Just finished Railsea - probably my favorite Mieville, after being bored by Un Lun Dun, intrigued but utlimately infuriated and completely let down by Kracken, and trying to figure out if I'd actually like Bas Lag enough to start it. Perhaps it's because it's playing one of my favorite games - retelling stories WITH RANDOM STUFF - in this case, Moby Dick WITH TRAINS (and giant moles). Which is actually hilarious as it is, since I have deliberately avoided reading Moby Dick - but Mieville keeps things going without quoting fictional mole-hunting guidebooks, and throws in tons of awesome train-worldbuilding, pulp/classic adventure novel references and takeoffs, and actually manages to get some emotion into his characters that I managed to buy.
Anyone else read it?
My response to your analysis (very nicely done, by the way - it's rather frustrating that there's such a dearth of actually critical but appreciative commentary on the series - most of it is faily flailing, either positively or negatively, which doesn't do justice to both the series' major strengths or its weaknesses).
1) There isn't a need for it - but I think this is a great experiment with the kind of storytelling first seen in the initially exciting but ultimately incredibly stupid and spinoff crazy lonelygirl15. The Pride and Prejudice aspect is a great way to market it - it's what got me interested, certainly.
2) I think that if you think of it as a Pride and Prejudice adaptation then yes, a vlog is not the best way to do it.
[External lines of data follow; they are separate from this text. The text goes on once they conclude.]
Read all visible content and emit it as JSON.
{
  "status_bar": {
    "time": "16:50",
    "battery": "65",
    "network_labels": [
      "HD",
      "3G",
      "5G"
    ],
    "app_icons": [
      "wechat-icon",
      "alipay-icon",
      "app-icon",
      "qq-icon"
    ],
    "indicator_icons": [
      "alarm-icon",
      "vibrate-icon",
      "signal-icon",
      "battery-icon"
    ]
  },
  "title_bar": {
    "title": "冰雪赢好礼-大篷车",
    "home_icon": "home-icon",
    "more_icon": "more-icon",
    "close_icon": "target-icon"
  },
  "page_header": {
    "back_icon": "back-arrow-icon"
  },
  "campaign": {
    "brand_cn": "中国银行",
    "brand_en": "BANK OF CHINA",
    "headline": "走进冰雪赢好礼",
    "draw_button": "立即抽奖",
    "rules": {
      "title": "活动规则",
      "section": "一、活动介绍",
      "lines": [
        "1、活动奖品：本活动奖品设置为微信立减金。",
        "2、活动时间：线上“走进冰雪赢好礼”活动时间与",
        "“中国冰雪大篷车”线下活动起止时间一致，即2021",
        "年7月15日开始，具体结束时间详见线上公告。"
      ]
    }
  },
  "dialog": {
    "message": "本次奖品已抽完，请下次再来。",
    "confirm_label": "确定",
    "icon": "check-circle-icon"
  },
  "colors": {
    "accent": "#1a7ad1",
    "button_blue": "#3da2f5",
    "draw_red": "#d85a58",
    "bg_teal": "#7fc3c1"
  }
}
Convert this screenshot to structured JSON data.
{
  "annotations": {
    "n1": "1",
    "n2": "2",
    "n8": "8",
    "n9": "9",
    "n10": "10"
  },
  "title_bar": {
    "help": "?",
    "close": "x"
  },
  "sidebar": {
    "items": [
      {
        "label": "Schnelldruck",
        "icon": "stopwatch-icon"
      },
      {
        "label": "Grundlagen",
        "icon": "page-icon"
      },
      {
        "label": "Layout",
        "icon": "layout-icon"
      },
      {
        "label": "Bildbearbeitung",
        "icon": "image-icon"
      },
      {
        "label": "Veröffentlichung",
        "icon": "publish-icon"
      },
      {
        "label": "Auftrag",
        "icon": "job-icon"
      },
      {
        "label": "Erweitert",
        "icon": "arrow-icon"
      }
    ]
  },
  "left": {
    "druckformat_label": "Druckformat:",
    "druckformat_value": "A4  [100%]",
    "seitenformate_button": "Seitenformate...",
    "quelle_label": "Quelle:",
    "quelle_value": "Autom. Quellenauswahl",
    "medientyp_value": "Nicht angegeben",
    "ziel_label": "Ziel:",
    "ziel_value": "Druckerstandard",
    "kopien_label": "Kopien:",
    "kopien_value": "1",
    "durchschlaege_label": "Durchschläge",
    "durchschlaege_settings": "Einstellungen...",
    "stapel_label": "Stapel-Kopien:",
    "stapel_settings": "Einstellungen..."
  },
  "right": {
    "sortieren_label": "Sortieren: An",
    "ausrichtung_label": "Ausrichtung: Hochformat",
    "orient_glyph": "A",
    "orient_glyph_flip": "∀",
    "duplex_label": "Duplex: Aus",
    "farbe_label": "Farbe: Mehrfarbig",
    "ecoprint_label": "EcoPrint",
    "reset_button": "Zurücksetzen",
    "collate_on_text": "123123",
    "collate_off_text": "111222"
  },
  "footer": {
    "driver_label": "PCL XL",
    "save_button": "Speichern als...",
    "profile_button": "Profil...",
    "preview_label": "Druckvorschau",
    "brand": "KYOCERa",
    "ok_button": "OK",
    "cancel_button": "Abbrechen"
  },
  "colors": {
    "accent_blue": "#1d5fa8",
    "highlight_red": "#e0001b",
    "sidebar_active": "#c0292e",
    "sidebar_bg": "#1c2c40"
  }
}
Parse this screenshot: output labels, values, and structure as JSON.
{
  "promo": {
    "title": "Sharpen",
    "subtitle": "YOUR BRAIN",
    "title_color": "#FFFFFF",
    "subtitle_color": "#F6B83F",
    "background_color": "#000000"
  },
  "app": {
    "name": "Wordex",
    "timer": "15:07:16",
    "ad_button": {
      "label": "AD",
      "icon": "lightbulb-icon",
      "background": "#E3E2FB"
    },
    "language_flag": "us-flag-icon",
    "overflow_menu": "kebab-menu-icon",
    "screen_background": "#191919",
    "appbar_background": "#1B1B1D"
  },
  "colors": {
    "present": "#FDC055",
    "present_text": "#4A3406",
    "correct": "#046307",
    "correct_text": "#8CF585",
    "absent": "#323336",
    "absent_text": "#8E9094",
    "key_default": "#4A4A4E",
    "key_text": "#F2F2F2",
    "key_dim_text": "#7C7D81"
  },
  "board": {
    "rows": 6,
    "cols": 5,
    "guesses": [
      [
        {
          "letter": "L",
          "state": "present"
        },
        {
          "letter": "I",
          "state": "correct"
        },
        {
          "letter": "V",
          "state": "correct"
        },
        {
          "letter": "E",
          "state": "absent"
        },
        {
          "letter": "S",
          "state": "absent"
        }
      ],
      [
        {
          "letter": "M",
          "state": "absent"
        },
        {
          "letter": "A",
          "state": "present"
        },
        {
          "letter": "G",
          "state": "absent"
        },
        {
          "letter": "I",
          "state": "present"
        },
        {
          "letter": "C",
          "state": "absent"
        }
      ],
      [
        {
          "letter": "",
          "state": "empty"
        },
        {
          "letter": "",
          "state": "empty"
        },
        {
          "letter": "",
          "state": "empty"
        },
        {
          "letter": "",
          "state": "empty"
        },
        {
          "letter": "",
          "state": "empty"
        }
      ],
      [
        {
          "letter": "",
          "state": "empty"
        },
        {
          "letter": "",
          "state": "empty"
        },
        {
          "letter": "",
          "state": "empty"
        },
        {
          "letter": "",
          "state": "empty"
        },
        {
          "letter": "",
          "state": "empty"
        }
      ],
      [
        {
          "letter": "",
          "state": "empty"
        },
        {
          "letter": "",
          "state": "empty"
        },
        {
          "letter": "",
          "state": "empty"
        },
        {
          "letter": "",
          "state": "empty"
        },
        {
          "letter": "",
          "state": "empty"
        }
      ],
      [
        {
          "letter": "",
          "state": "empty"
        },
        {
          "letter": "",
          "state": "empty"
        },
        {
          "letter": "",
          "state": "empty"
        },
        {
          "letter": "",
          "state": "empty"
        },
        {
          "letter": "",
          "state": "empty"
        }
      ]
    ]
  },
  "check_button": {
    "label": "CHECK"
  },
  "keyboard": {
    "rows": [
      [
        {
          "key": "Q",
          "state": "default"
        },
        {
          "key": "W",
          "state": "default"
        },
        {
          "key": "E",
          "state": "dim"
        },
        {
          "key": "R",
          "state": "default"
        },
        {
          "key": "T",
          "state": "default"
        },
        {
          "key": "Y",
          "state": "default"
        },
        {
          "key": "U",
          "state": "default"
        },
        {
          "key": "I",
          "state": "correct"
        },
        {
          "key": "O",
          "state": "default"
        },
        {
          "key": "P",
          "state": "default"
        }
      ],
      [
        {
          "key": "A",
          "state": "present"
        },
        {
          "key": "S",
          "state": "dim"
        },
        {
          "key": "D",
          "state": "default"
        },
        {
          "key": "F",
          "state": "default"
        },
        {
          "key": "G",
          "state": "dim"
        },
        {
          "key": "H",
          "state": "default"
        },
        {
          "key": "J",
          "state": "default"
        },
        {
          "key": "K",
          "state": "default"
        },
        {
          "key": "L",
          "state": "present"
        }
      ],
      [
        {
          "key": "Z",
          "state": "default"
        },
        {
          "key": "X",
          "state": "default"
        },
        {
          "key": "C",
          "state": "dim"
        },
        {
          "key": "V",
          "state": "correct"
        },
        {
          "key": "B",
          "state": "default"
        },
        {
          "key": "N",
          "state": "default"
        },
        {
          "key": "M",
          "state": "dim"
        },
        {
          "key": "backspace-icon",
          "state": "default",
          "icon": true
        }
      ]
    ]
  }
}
But if you think of it as an experiment in telling stories through the vlog format, then it makes a lot more sense.
3) It is really quite fun.
I think that the conceit of "realism" is definitely one of the weaknesses - I'm not a regular vlogger, and I don't actually watch that many of them, but I know that almost all vloggers (and bloggers, and podcasters) would never ever let things as emotionally damaging as several of the LBD episodes past the editing stage. But without those episodes, the story falls apart, or loses all resonance. But I don't really mind that - it calls to mind the whole "Dr. Watson is the author of the Sherlock Holmes stories" issue - something that really doesn't work if you try to match dates and publication information and such, but it provides important context and framing for the stories, as well as the supposed reason for being of the stories themselves.
I also really like their Lizzie, Jane, Charlotte, and even Lydia has grown quite a bit on me.